Of course Honeybath, as has been explained, was scarcely that so far as the Mullions were concerned. He had done no more than meet Lady Mullion three or four times on essentially public occasions. And what he could recall of her now was reassuring. She was a handsome woman, and one who hadn't flinched from letting what of good and ill had come to her stamp itself on her face. Honeybath knew he would enjoy painting Lady Mullion. This didn't necessarily mean that he would make a success of the job. But it was a favourable omen, all the same.

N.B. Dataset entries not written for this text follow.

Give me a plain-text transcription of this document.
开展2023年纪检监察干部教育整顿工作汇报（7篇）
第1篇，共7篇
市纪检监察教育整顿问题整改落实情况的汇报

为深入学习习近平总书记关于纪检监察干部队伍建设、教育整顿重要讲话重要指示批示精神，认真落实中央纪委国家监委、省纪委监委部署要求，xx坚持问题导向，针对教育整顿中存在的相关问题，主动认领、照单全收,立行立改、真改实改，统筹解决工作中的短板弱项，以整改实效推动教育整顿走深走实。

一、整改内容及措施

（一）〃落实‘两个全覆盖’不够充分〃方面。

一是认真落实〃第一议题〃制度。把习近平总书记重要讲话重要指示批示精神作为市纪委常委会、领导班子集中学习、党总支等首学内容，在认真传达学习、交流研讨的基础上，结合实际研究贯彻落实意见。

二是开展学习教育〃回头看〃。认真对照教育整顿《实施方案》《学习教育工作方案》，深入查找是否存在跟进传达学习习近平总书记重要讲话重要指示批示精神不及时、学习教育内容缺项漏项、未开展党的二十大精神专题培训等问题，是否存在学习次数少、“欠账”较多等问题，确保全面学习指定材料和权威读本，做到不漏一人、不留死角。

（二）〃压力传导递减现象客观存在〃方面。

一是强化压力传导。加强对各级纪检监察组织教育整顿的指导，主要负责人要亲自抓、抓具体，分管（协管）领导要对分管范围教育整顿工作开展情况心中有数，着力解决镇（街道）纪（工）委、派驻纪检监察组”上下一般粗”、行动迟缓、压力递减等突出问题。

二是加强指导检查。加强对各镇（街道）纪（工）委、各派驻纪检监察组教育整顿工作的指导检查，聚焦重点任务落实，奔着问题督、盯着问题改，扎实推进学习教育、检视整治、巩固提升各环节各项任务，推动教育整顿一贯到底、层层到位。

‘But of course I'll consider it!' he said. ‘I'm very, very pleased, Henry, that you should propose the idea.'

‘I know that you must be tremendously busy, Charles.' Lord Mullion was clearly delighted, and spoke as if a burden of guilt had been lifted from his shoulders. ‘You'll understand, I'm sure, that the other affair was arranged by the young people entirely above my head. But if I can have Mary by you–'

‘As you certainly shall. It's true it will take a little fitting in, but it will be at the cost of no more than a few harmless fibs. How long are you both staying in town?' Honeybath was well accustomed to having the exigencies of ‘the Season' (followed by the necessity of shooting grouse) obtruded upon the craft of portraiture.

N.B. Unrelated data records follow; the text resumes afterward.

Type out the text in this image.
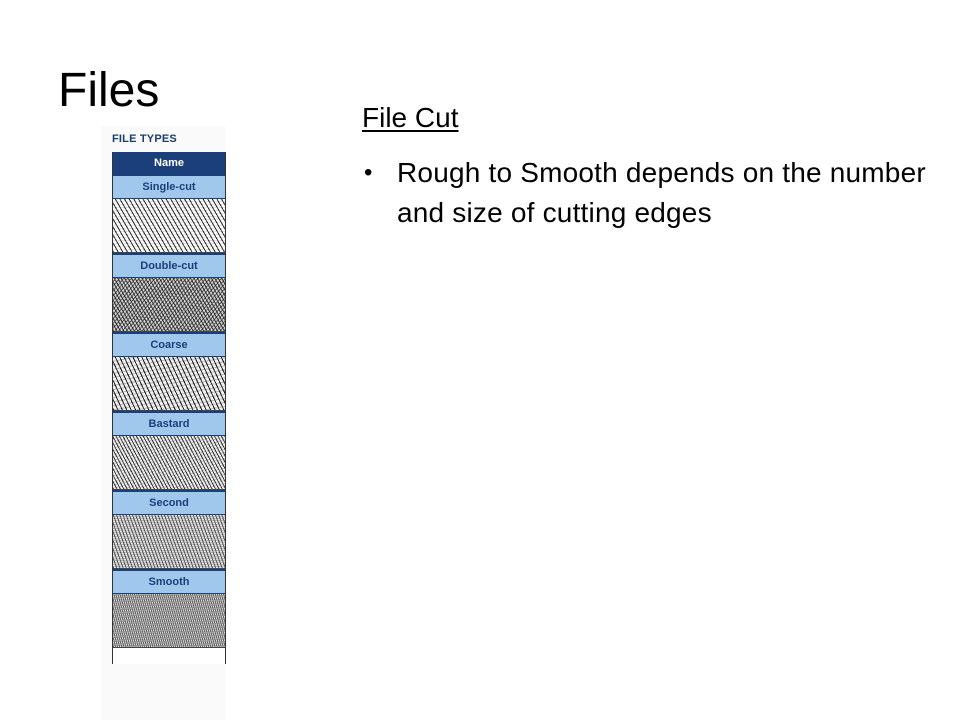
Files
FILE TYPES
Name
Single-cut
Double-cut
Coarse
Bastard
Second
Smooth
File Cut
• Rough to Smooth depends on the number and size of cutting edges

‘In town?' There was simple surprise in Lord Mullion's repetition of the phrase. ‘My dear man, I'm up only for the night myself. And Mary no longer comes near the place. She can't stick London, and I'm bound to say I sympathize with her. We're very quiet folk, you know – very quiet folk, indeed. Except on Wednesdays and Saturdays, that is – but I'll tell you about that later. You must come down and stay with us at Mullion, of course, and get a bit of country air, and tackle the assignment in your spare time and the occasional wet day.' Lord Mullion chuckled happily, well aware that this derogatory manner of speaking of the ‘assignment' couldn't be taken as other than a joke. ‘Dash it all, you've owed us a long visit for a long time.'

This last remark might perhaps have been described as a little lordly, since Honeybath (as has been recorded) had never been to Mullion Castle in his life. But here again was old-chum fun, and Honeybath didn't see how it was to be resisted. Accepting commissions on, as it were, a residential basis was something he had learnt to be chary of. It had got him into trouble before, and was basically unsound. It meant your becoming, in a restricted sense, a kind of court painter. You sketched the children, and even the dogs. You had to take a fancy to this and that nook and corner of house and gardens and park, and delight yourself in consequence with little topographical tasks. It could be entirely enjoyable, and probably at Mullion it would be. Still, Honeybath's studio was where Honeybath liked to work.

Lord Mullion sensed this hesitation, and had the guile (an immemorial inherited guile) to begin making anxious alternative suggestions at once. The Mullions themselves no longer had a town house, or even a town chicken-coop. But their son already kept a pad (odd term, eh?) in Kensington, and something could certainly be fixed up. Honeybath, aware that he had been on the verge of graceless behaviour, hastened to express his pleasure at the prospect of being a guest at the castle. He even remembered the Hilliards, which were famous, and said how much he looked forward to being shown those minute masterpieces. Presumably – although he couldn't remember – they were portraits of early Wyndowes. He did remember that Hilliard had engraved Queen Elizabeth's second great seal in 1586– a fact suggesting that Henry's family must have prospered in the buttling line with notable rapidity.